Tomorrow's diapers may be made from greenhouse gas
Research shows that the absorbent material in diapers can be made more efficiently using carbon dioxide in place of the current propylene.
Thu, Mar 28 2013 at 1:53 PM
A chemical found in diapers and other materials could be made more cheaply and sustainably from carbon dioxide, research shows.
Each year, companies produce billions of tons of the chemical known as acrylate, which is used to make the superabsorbent material that lines polyester fabrics and diapers. The polymer it forms is one of the components in diapers, along with the polyethylene in their outer layer, that makes them resist degradation in landfills. Companies usually make acrylate by heating propylene, a chemical found in crude oil. Now, researchers have developed a way to produce the chemical using carbon dioxide and a strong acid.
"What we're interested in is enhancing both the economics and the sustainability of how acrylate is made," chemist Wesley Bernskoetter of Brown University, who led the study, said in a statement. The research was published in the journal Organometallics. "Right now, everything that goes into making it is from relatively expensive, nonrenewable carbon sources."

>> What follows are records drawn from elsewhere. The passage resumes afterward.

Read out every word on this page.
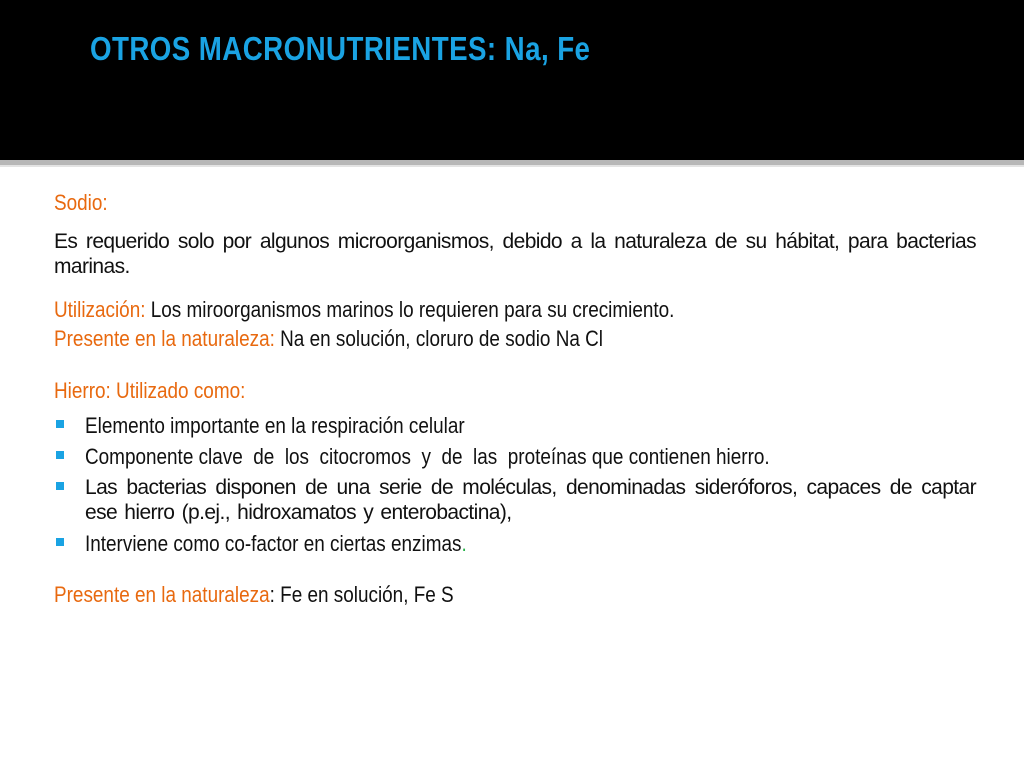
OTROS MACRONUTRIENTES: Na, Fe

Sodio:

Es requerido solo por algunos microorganismos, debido a la naturaleza de su hábitat, para bacterias marinas.

Utilización: Los miroorganismos marinos lo requieren para su crecimiento.

Presente en la naturaleza: Na en solución, cloruro de sodio Na Cl

Hierro: Utilizado como:

Elemento importante en la respiración celular
Componente clave  de  los  citocromos  y  de  las  proteínas que contienen hierro.
Las bacterias disponen de una serie de moléculas, denominadas sideróforos, capaces de captar ese hierro (p.ej., hidroxamatos y enterobactina),
Interviene como co-factor en ciertas enzimas.

Presente en la naturaleza: Fe en solución, Fe S
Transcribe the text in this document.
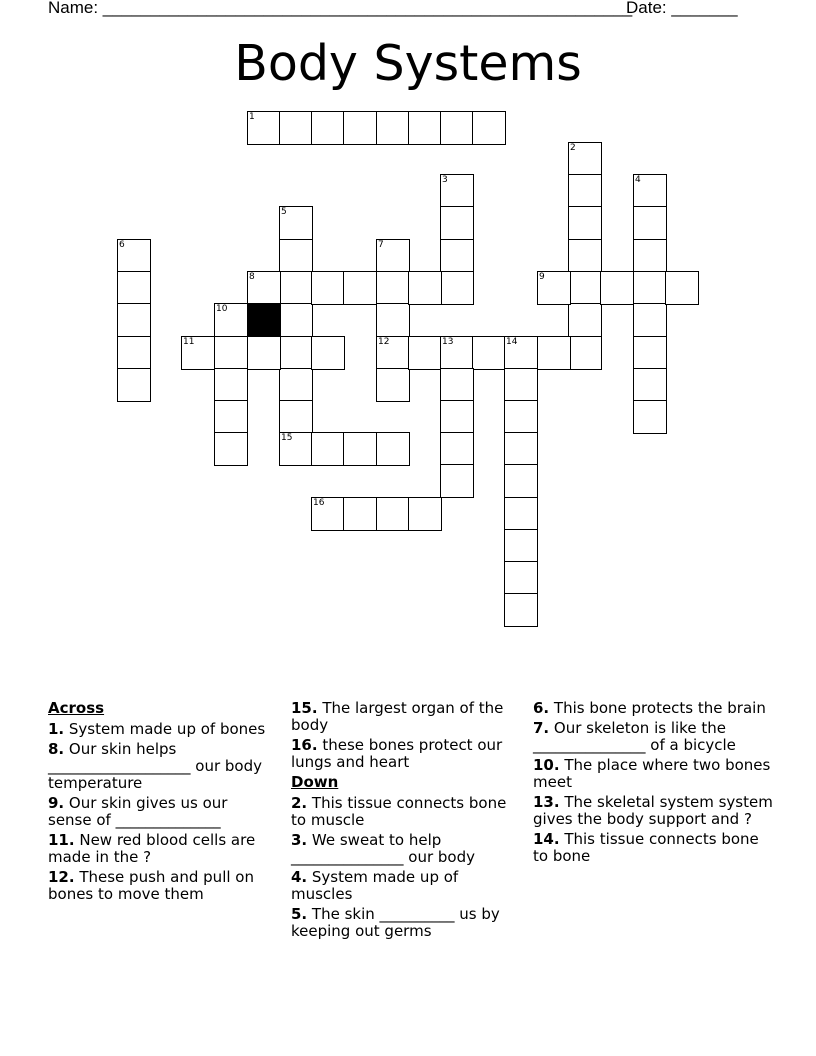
Name: ________________________________________________________
Date: _______
Body Systems
1
2
3	4
5
15
6	7
12
8	9
10
11	13	14
16
Across
1. System made up of bones
8. Our skin helps ___________________ our body temperature
9. Our skin gives us our sense of ______________
11. New red blood cells are made in the ?
12. These push and pull on bones to move them
15. The largest organ of the body
16. these bones protect our lungs and heart
Down
2. This tissue connects bone to muscle
3. We sweat to help _______________ our body
4. System made up of muscles
5. The skin __________ us by keeping out germs
6. This bone protects the brain
7. Our skeleton is like the _______________ of a bicycle
10. The place where two bones meet
13. The skeletal system system gives the body support and ?
14. This tissue connects bone to bone
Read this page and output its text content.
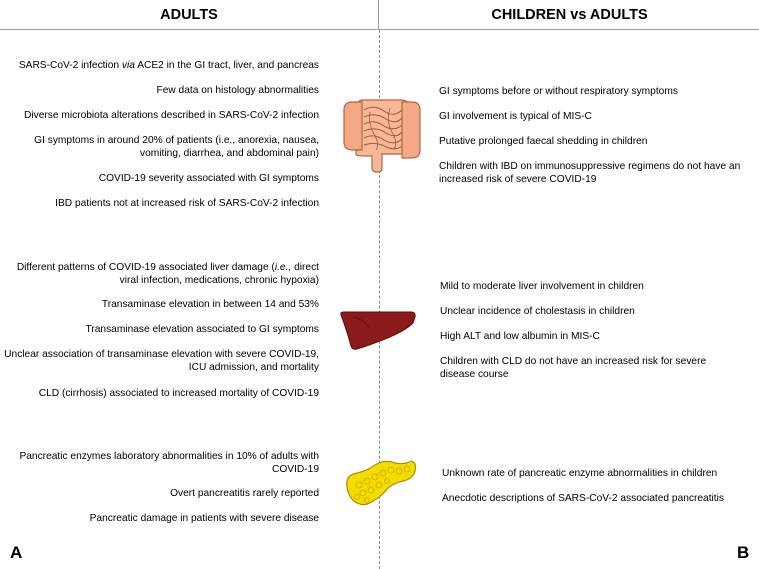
ADULTS	CHILDREN vs ADULTS
SARS-CoV-2 infection via ACE2 in the GI tract, liver, and pancreas
Few data on histology abnormalities
Diverse microbiota alterations described in SARS-CoV-2 infection
GI symptoms in around 20% of patients (i.e., anorexia, nausea, vomiting, diarrhea, and abdominal pain)
COVID-19 severity associated with GI symptoms
IBD patients not at increased risk of SARS-CoV-2 infection
GI symptoms before or without respiratory symptoms
GI involvement is typical of MIS-C
Putative prolonged faecal shedding in children
Children with IBD on immunosuppressive regimens do not have an increased risk of severe COVID-19
Different patterns of COVID-19 associated liver damage (i.e., direct viral infection, medications, chronic hypoxia)
Transaminase elevation in between 14 and 53%
Transaminase elevation associated to GI symptoms
Unclear association of transaminase elevation with severe COVID-19, ICU admission, and mortality
CLD (cirrhosis) associated to increased mortality of COVID-19
Mild to moderate liver involvement in children
Unclear incidence of cholestasis in children
High ALT and low albumin in MIS-C
Children with CLD do not have an increased risk for severe disease course
Pancreatic enzymes laboratory abnormalities in 10% of adults with COVID-19
Overt pancreatitis rarely reported
Pancreatic damage in patients with severe disease
Unknown rate of pancreatic enzyme abnormalities in children
Anecdotic descriptions of SARS-CoV-2 associated pancreatitis
A	B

Scientists have been working on alternative ways to produce the diaper chemical since the 1980s, for instance by mixing carbon dioxide gas with ethylene gas using a metal catalyst like nickel. The planet certainly has no shortage of carbon dioxide, and ethylene can be made from plant biomass (and is cheaper than propylene).
Ethylene and carbon dioxide undergo a chemical reaction to form a molecule with a five-atom ring of oxygen, nickel and three carbon atoms. To form acrylate, this ring must be broken so that a double bond can form between two of the carbon atoms, a process known as elimination.
Breaking open that ring has proven challenging. But Bernskoetter and colleagues found that chemicals known as Lewis acids can crack this ring open by stealing electrons away from the bond between nickel and oxygen. Using this method, the researchers were able to quickly slice open the ring to produce acrylate.
The process could ultimately be scaled up to produce acrylate in an industrial setting, Bernskoetter said. The next step will be adjusting the strength of the Lewis acid. As a proof of concept, the researchers used the strongest acid possible, one made from boron. This acid cannot be used in a repeatable process, however, because it bonds to the acrylate.
Bernskoetter is optimistic about finding an acid that will work, because Lewis acids come in a wide array of strengths.
The payoff for developing a successful new method of creating acrylate could be big, Bernskoetter said. "It's around a $2 billion-a-year industry," he said. "If we can find a way to make acrylate more cheaply, we think the industry will be interested."